## Post Event 1 - Explore Event Observed Data

In [None]:
%%capture
!pip install spatialpandas colormap colorcet duckdb streamz

In [None]:
import sys
sys.path.insert(0, '../../')
sys.path.insert(0, '../../evaluation/')
sys.path.insert(0, '../../evaluation/queries/')

#import post_event_dashboard_1 as db1
import temp_queries
from evaluation import utils, config
import importlib

import duckdb as ddb
import pandas as pd
import panel as pn
import geopandas as gpd
import numpy as np
import pathlib
import xarray as xr
from datetime import datetime, timedelta
from typing import List

import colorcet as cc 
import holoviews as hv
import geoviews as gv
import spatialpandas as spd
import datashader as ds
import cartopy.crs as ccrs
from shapely.geometry import Point
from holoviews.operation.datashader import rasterize
from bokeh.models import HoverTool, Range1d

hv.extension('bokeh', logo=False)

### Define static options (independent of interactive selections) 
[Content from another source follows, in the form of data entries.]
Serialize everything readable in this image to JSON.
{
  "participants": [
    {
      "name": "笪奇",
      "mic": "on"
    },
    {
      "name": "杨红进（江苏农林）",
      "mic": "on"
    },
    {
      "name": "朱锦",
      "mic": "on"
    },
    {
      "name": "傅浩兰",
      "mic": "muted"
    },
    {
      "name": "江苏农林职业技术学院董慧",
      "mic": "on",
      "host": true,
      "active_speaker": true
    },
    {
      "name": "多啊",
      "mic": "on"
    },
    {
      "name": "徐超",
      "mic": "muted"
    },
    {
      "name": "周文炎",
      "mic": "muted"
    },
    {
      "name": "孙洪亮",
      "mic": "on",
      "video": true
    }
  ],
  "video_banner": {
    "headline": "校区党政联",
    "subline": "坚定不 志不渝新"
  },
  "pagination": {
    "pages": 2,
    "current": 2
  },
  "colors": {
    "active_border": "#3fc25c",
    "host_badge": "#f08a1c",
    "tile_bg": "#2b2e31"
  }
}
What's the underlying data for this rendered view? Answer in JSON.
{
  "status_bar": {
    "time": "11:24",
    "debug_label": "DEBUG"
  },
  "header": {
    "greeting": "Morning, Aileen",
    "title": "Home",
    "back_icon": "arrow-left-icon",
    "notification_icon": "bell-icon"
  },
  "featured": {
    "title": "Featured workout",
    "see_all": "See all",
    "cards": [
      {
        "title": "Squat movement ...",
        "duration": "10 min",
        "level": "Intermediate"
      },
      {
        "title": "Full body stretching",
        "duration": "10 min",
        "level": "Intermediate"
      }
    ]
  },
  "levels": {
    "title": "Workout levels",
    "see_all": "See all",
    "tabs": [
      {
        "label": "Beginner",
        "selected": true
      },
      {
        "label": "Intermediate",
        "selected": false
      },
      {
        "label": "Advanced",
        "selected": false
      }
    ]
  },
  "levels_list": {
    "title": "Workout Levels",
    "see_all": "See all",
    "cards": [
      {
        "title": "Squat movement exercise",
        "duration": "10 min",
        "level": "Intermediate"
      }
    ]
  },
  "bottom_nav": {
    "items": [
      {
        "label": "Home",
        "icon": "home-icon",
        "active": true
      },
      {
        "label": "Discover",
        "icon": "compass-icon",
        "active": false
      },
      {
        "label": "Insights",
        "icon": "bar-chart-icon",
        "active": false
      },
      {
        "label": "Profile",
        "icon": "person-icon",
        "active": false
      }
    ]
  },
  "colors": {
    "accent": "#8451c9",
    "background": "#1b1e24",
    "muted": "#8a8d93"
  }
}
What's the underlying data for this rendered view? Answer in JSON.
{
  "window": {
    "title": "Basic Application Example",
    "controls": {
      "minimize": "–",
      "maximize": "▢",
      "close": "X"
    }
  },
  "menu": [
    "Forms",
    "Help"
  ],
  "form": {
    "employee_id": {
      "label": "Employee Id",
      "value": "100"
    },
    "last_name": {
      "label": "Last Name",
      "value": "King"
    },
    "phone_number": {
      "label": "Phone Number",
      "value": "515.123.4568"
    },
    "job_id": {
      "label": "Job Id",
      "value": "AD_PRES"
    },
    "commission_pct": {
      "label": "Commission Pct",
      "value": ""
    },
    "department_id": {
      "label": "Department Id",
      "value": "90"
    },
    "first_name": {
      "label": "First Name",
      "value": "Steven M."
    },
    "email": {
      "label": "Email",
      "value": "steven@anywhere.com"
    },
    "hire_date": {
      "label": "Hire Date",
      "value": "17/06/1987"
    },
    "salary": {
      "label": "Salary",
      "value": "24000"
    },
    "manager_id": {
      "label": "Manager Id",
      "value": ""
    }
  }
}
#### All structures temporary until data models are finalized

In [None]:
# reference polygons 
polygon_info = dict(
    huc2_file = pathlib.Path("../data/HUC2_Simp01_RemSPac.geojson"), # TEMPORARY, gaps/holes
    huc2_header = "huc2",
    huc10_file = pathlib.Path("../data/HUC10_Simp005_dd.geojson"),   # TEMPORARY, gaps/holes
    huc10_header = "HUC10",
)

forcing_info = dict(
    source = config.FORCING_ANALYSIS_ASSIM_PARQUET,
    data_location_id_header = "catchment_id",
    geom_location_id_header = polygon_info['huc10_header'],
    geom_file = polygon_info['huc10_file'],
)

streamflow_info = dict(
    source = config.USGS_PARQUET,
    data_location_id_header = "usgs_site_code",
    geom_location_id_header = "gage_id",
    gage_basins_file = pathlib.Path("../data/gage_basins.geojson")   # Multipolygons, some old, some holes, need to get outer boundary (explode, concave hull)
    #recurrence_flows_file = pathlib.Path("../data/nwm_v21_recurrence_flows_17C.nc"),  # TEMPORARY, until thresholds/recurr_ints are added to data models
    #high_flow_threshold = "2_0_year_recurrence_flow_17C",                             # TEMPORARY header of 2-yr flows in above recurrence flow file
)
# eventually include other characteristic info - mean upstream slope, %imperv, soils, etc.



### Read static data

In [None]:
importlib.reload(db1)

# read static data if not already in memory (prevent annoying rereading)

# read in polygons associated with MAP data
if not "polygons_gdf" in locals():
    print('Reading polygons...')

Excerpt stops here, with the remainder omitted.